Since 1960, underground water was depleting by one metre per year which means underground water was going down by 3.37 foot per year.

In 1960, the minimum level of underground water level was 5.7 metres and maximum was 15.695 metres whereas in 2018 the minimum level was 23.500 metres and the maximum level was 50.150 metres.

In 2019, the minimum level of underground water aquifer improved slightly as it came to 23 metres whereas the maximum level also improved a little and stayed at 50 metres. Similarly, in 2020 the minimum level and maximum level remained at 23 metres and 50 metres, respectively.

Wasa Managing Director Syed Zahid Aziz said drinking water in Pakistan has declined by six times per capita since 1960.

“Nature has blessed Pakistan with abundant water but extraordinary population growth is a major reason for decline in water availability,” he claimed, adding due to this the ratio of per capita availability of water has declined. He said annual drop in Lahore’s underground water aquifer was up to 1 metre per annum but for the last three years the underground aquifer was not decreasing.

The MD termed it a big achievement and said maintaining minimum and maximum levels of underground water aquifer means that the life of Lahore’s underground water aquifer has increased.

“If this depletion continued then in the coming years the city may witness water scarcity,” he said, adding the steps taken by Wasa to stop unnecessary use of underground water showed these results.

He said Wasa, under the guidance of Punjab government, took various steps to control depletion of underground water. He said as a first step, Wasa introduced licensing system and imposition of aquifer charges, which reduced the use of excessive water pumping being done by tube-wells in private sector.
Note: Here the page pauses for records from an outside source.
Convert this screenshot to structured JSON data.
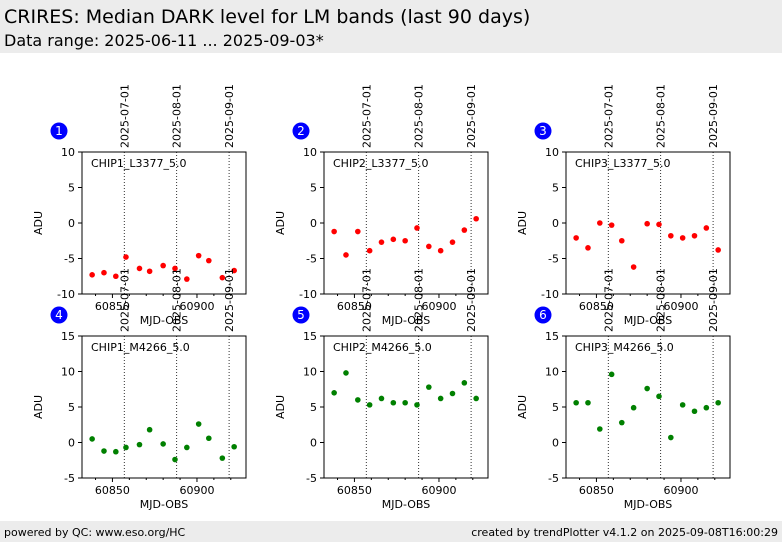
{
  "header": {
    "title": "CRIRES: Median DARK level for LM bands (last 90 days)",
    "subtitle": "Data range: 2025-06-11 ... 2025-09-03*"
  },
  "footer": {
    "left": "powered by QC: www.eso.org/HC",
    "right": "created by trendPlotter v4.1.2 on 2025-09-08T16:00:29"
  },
  "colors": {
    "red_series": "#ff0000",
    "green_series": "#008000",
    "badge": "#0000ff"
  },
  "chart_data": [
    {
      "type": "scatter",
      "panel_number": "1",
      "label": "CHIP1_L3377_5.0",
      "xlabel": "MJD-OBS",
      "ylabel": "ADU",
      "xlim": [
        60832,
        60929
      ],
      "ylim": [
        -10,
        10
      ],
      "yticks": [
        -10,
        -5,
        0,
        5,
        10
      ],
      "xticks": [
        60850,
        60900
      ],
      "color": "#ff0000",
      "date_lines": [
        {
          "x": 60857,
          "label": "2025-07-01"
        },
        {
          "x": 60888,
          "label": "2025-08-01"
        },
        {
          "x": 60919,
          "label": "2025-09-01"
        }
      ],
      "points": [
        {
          "x": 60838,
          "y": -7.3
        },
        {
          "x": 60845,
          "y": -7.0
        },
        {
          "x": 60852,
          "y": -7.5
        },
        {
          "x": 60858,
          "y": -4.8
        },
        {
          "x": 60866,
          "y": -6.4
        },
        {
          "x": 60872,
          "y": -6.8
        },
        {
          "x": 60880,
          "y": -6.0
        },
        {
          "x": 60887,
          "y": -6.4
        },
        {
          "x": 60894,
          "y": -7.9
        },
        {
          "x": 60901,
          "y": -4.6
        },
        {
          "x": 60907,
          "y": -5.3
        },
        {
          "x": 60915,
          "y": -7.7
        },
        {
          "x": 60922,
          "y": -6.7
        }
      ]
    },
    {
      "type": "scatter",
      "panel_number": "2",
      "label": "CHIP2_L3377_5.0",
      "xlabel": "MJD-OBS",
      "ylabel": "ADU",
      "xlim": [
        60832,
        60929
      ],
      "ylim": [
        -10,
        10
      ],
      "yticks": [
        -10,
        -5,
        0,
        5,
        10
      ],
      "xticks": [
        60850,
        60900
      ],
      "color": "#ff0000",
      "date_lines": [
        {
          "x": 60857,
          "label": "2025-07-01"
        },
        {
          "x": 60888,
          "label": "2025-08-01"
        },
        {
          "x": 60919,
          "label": "2025-09-01"
        }
      ],
      "points": [
        {
          "x": 60838,
          "y": -1.2
        },
        {
          "x": 60845,
          "y": -4.5
        },
        {
          "x": 60852,
          "y": -1.2
        },
        {
          "x": 60859,
          "y": -3.9
        },
        {
          "x": 60866,
          "y": -2.7
        },
        {
          "x": 60873,
          "y": -2.3
        },
        {
          "x": 60880,
          "y": -2.5
        },
        {
          "x": 60887,
          "y": -0.7
        },
        {
          "x": 60894,
          "y": -3.3
        },
        {
          "x": 60901,
          "y": -3.9
        },
        {
          "x": 60908,
          "y": -2.7
        },
        {
          "x": 60915,
          "y": -1.0
        },
        {
          "x": 60922,
          "y": 0.6
        }
      ]
    },
    {
      "type": "scatter",
      "panel_number": "3",
      "label": "CHIP3_L3377_5.0",
      "xlabel": "MJD-OBS",
      "ylabel": "ADU",
      "xlim": [
        60832,
        60929
      ],
      "ylim": [
        -10,
        10
      ],
      "yticks": [
        -10,
        -5,
        0,
        5,
        10
      ],
      "xticks": [
        60850,
        60900
      ],
      "color": "#ff0000",
      "date_lines": [
        {
          "x": 60857,
          "label": "2025-07-01"
        },
        {
          "x": 60888,
          "label": "2025-08-01"
        },
        {
          "x": 60919,
          "label": "2025-09-01"
        }
      ],
      "points": [
        {
          "x": 60838,
          "y": -2.1
        },
        {
          "x": 60845,
          "y": -3.5
        },
        {
          "x": 60852,
          "y": 0.0
        },
        {
          "x": 60859,
          "y": -0.3
        },
        {
          "x": 60865,
          "y": -2.5
        },
        {
          "x": 60872,
          "y": -6.2
        },
        {
          "x": 60880,
          "y": -0.1
        },
        {
          "x": 60887,
          "y": -0.2
        },
        {
          "x": 60894,
          "y": -1.8
        },
        {
          "x": 60901,
          "y": -2.1
        },
        {
          "x": 60908,
          "y": -1.8
        },
        {
          "x": 60915,
          "y": -0.7
        },
        {
          "x": 60922,
          "y": -3.8
        }
      ]
    },
    {
      "type": "scatter",
      "panel_number": "4",
      "label": "CHIP1_M4266_5.0",
      "xlabel": "MJD-OBS",
      "ylabel": "ADU",
      "xlim": [
        60832,
        60929
      ],
      "ylim": [
        -5,
        15
      ],
      "yticks": [
        -5,
        0,
        5,
        10,
        15
      ],
      "xticks": [
        60850,
        60900
      ],
      "color": "#008000",
      "date_lines": [
        {
          "x": 60857,
          "label": "2025-07-01"
        },
        {
          "x": 60888,
          "label": "2025-08-01"
        },
        {
          "x": 60919,
          "label": "2025-09-01"
        }
      ],
      "points": [
        {
          "x": 60838,
          "y": 0.5
        },
        {
          "x": 60845,
          "y": -1.2
        },
        {
          "x": 60852,
          "y": -1.3
        },
        {
          "x": 60858,
          "y": -0.7
        },
        {
          "x": 60866,
          "y": -0.3
        },
        {
          "x": 60872,
          "y": 1.8
        },
        {
          "x": 60880,
          "y": -0.2
        },
        {
          "x": 60887,
          "y": -2.4
        },
        {
          "x": 60894,
          "y": -0.7
        },
        {
          "x": 60901,
          "y": 2.6
        },
        {
          "x": 60907,
          "y": 0.6
        },
        {
          "x": 60915,
          "y": -2.2
        },
        {
          "x": 60922,
          "y": -0.6
        }
      ]
    },
    {
      "type": "scatter",
      "panel_number": "5",
      "label": "CHIP2_M4266_5.0",
      "xlabel": "MJD-OBS",
      "ylabel": "ADU",
      "xlim": [
        60832,
        60929
      ],
      "ylim": [
        -5,
        15
      ],
      "yticks": [
        -5,
        0,
        5,
        10,
        15
      ],
      "xticks": [
        60850,
        60900
      ],
      "color": "#008000",
      "date_lines": [
        {
          "x": 60857,
          "label": "2025-07-01"
        },
        {
          "x": 60888,
          "label": "2025-08-01"
        },
        {
          "x": 60919,
          "label": "2025-09-01"
        }
      ],
      "points": [
        {
          "x": 60838,
          "y": 7.0
        },
        {
          "x": 60845,
          "y": 9.8
        },
        {
          "x": 60852,
          "y": 6.0
        },
        {
          "x": 60859,
          "y": 5.3
        },
        {
          "x": 60866,
          "y": 6.2
        },
        {
          "x": 60873,
          "y": 5.6
        },
        {
          "x": 60880,
          "y": 5.6
        },
        {
          "x": 60887,
          "y": 5.3
        },
        {
          "x": 60894,
          "y": 7.8
        },
        {
          "x": 60901,
          "y": 6.2
        },
        {
          "x": 60908,
          "y": 6.9
        },
        {
          "x": 60915,
          "y": 8.4
        },
        {
          "x": 60922,
          "y": 6.2
        }
      ]
    },
    {
      "type": "scatter",
      "panel_number": "6",
      "label": "CHIP3_M4266_5.0",
      "xlabel": "MJD-OBS",
      "ylabel": "ADU",
      "xlim": [
        60832,
        60929
      ],
      "ylim": [
        -5,
        15
      ],
      "yticks": [
        -5,
        0,
        5,
        10,
        15
      ],
      "xticks": [
        60850,
        60900
      ],
      "color": "#008000",
      "date_lines": [
        {
          "x": 60857,
          "label": "2025-07-01"
        },
        {
          "x": 60888,
          "label": "2025-08-01"
        },
        {
          "x": 60919,
          "label": "2025-09-01"
        }
      ],
      "points": [
        {
          "x": 60838,
          "y": 5.6
        },
        {
          "x": 60845,
          "y": 5.6
        },
        {
          "x": 60852,
          "y": 1.9
        },
        {
          "x": 60859,
          "y": 9.6
        },
        {
          "x": 60865,
          "y": 2.8
        },
        {
          "x": 60872,
          "y": 4.9
        },
        {
          "x": 60880,
          "y": 7.6
        },
        {
          "x": 60887,
          "y": 6.5
        },
        {
          "x": 60894,
          "y": 0.7
        },
        {
          "x": 60901,
          "y": 5.3
        },
        {
          "x": 60908,
          "y": 4.4
        },
        {
          "x": 60915,
          "y": 4.9
        },
        {
          "x": 60922,
          "y": 5.6
        }
      ]
    }
  ]
}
Secondly, Wasa introduced recycling of car washing water at 310 service stations in Lahore and heavy fines were imposed on the car washing units who didn’t install water recycling plants. He said presently every car wash unit in the provincial metropolis has its own water recycling plant and Wasa teams carried out their inspections randomly.

He said another landmark step of Wasa to control excessive use of underground water was introduction of reuse of ablution water at 200 mosques. He said used ablution water was transferred to nearby parks for gardening purposes due to which the water pumping by Parks and Horticulture Authority (PHA) reduced significantly.

He said that fines on water wastage due to ramp washing and car washing through pipes in residential, commercial and industrial areas were also imposed and Dolphin Force was engaged to share pictures of water wastage as evidence.

Wasa has also completed construction of one underground rainwater storage tank while two were under construction. These tanks will store rainwater which will be later used by PHA for gardening purposes and fire brigade services and it will further reduce the use of tube wells.

The MD said that timing of all tube wells in the provincial capital was rescheduled. Earlier, the tube wells were operative for 18 hours and pumping water out from the ground while now they were operated for 8 hours a day.

“This landmark achievement is not possible without the support of the chief minister and LDA’s governing body,” he said and praised the entire Wasa team and citizens who gave full support to Wasa.